Chronic inflammatory seems to be a shared characteristic in patients with interstitial cystitis (IC) and overactive bladder syndrome (OAB).

This paper [1] is aimed at determining if inflammatory markers in urine vary between women with IC and those with OAB. It is a retrospective cohort study comparing marker levels in three groups of women: IC with Hunner lesions (HIC; n = 30), IC without Hunner lesions (NHIC; n = 30), and OAB patients (n = 28). Forty inflammatory urine markers, including growth factors, cytokines, and chemokines, were measured.

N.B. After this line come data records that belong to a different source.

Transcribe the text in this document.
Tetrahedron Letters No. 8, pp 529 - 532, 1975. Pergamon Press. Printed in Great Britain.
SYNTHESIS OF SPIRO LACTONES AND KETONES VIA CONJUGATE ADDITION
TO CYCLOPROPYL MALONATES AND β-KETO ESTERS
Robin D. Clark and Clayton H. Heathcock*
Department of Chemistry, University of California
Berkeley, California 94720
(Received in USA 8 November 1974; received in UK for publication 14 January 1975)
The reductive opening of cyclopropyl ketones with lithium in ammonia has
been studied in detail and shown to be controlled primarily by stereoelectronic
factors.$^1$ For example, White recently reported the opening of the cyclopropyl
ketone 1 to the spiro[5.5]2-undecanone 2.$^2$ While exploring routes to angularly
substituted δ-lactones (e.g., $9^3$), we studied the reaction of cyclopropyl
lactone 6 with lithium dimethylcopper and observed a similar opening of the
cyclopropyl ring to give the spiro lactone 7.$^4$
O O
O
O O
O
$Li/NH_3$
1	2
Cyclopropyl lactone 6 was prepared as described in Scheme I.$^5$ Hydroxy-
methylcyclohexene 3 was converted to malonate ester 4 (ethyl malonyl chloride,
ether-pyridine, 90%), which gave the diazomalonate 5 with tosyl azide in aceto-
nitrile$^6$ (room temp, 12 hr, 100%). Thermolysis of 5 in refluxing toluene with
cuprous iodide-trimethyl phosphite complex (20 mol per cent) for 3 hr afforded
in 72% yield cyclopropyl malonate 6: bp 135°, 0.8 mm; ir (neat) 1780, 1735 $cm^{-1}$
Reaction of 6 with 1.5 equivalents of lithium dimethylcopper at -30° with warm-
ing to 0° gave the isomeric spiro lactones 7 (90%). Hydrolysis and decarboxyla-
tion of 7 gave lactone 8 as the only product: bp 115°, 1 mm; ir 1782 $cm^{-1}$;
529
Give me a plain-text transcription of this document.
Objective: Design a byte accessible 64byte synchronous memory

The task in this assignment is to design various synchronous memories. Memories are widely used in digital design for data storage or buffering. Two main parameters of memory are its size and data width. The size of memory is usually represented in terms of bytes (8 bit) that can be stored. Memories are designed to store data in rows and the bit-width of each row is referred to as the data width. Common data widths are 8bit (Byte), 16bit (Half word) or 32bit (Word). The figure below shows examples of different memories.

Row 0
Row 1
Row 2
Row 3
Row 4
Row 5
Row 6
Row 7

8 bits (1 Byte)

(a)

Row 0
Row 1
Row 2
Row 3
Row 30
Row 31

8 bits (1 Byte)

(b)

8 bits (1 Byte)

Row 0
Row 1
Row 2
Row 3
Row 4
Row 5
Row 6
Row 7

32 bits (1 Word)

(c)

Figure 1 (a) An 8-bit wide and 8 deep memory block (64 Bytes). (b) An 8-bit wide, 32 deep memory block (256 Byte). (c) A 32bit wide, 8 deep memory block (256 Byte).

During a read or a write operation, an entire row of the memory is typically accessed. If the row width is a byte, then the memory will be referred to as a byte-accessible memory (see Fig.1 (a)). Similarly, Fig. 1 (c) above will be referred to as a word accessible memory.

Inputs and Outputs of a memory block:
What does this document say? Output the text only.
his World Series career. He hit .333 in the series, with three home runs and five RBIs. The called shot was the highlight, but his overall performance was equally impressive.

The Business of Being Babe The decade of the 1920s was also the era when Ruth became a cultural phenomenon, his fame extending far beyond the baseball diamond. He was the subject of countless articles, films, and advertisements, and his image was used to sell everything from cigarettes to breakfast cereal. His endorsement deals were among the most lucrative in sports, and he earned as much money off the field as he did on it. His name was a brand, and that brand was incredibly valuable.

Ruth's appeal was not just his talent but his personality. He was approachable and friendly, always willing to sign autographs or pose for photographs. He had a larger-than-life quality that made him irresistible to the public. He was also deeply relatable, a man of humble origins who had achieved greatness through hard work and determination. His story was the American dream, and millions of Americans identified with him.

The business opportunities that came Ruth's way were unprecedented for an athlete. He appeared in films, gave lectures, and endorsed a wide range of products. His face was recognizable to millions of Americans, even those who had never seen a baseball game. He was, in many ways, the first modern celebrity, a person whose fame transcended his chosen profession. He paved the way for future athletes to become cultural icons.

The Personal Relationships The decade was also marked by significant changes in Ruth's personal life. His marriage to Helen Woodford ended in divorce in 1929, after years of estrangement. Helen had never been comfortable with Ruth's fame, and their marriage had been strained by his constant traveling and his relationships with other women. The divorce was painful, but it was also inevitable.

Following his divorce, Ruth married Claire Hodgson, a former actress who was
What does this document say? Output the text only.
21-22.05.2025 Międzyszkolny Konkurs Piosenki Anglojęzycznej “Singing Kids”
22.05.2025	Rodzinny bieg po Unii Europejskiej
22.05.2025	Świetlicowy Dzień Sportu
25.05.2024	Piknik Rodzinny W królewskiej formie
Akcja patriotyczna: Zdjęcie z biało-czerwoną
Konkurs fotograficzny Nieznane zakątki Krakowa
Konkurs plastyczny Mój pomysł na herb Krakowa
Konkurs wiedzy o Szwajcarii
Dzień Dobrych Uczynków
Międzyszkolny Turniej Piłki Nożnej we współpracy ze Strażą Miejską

Vascular endothelial growth factor (VEGF), interleukin-1α (IL-1α), IL-6, and chemokines, including CCL2, CCL5, CXCL1, CXCL8, and CXCL10, were significantly increased in HIC and NHIC patients compared with OAB patients, suggesting that chronic inflammatory changes in IC patients might be more severe than those in OAB patients. The significant increases in chemokines CXCL8 and CXCL10 were also found in HIC patients compared with NHIC patients.

There is often an overlap in the symptomatology between IC and OAB and research aimed at teasing out a diagnosis may prove to be valuable.

The authors conclude that the increases in angiogenesis-associated proteins such as VEGF and CXCL10 may be pathophysiologically important for the development of IC and they raise the possibility of anti-angiogenic therapy being a novel and effective management approach to chronic inflammatory diseases.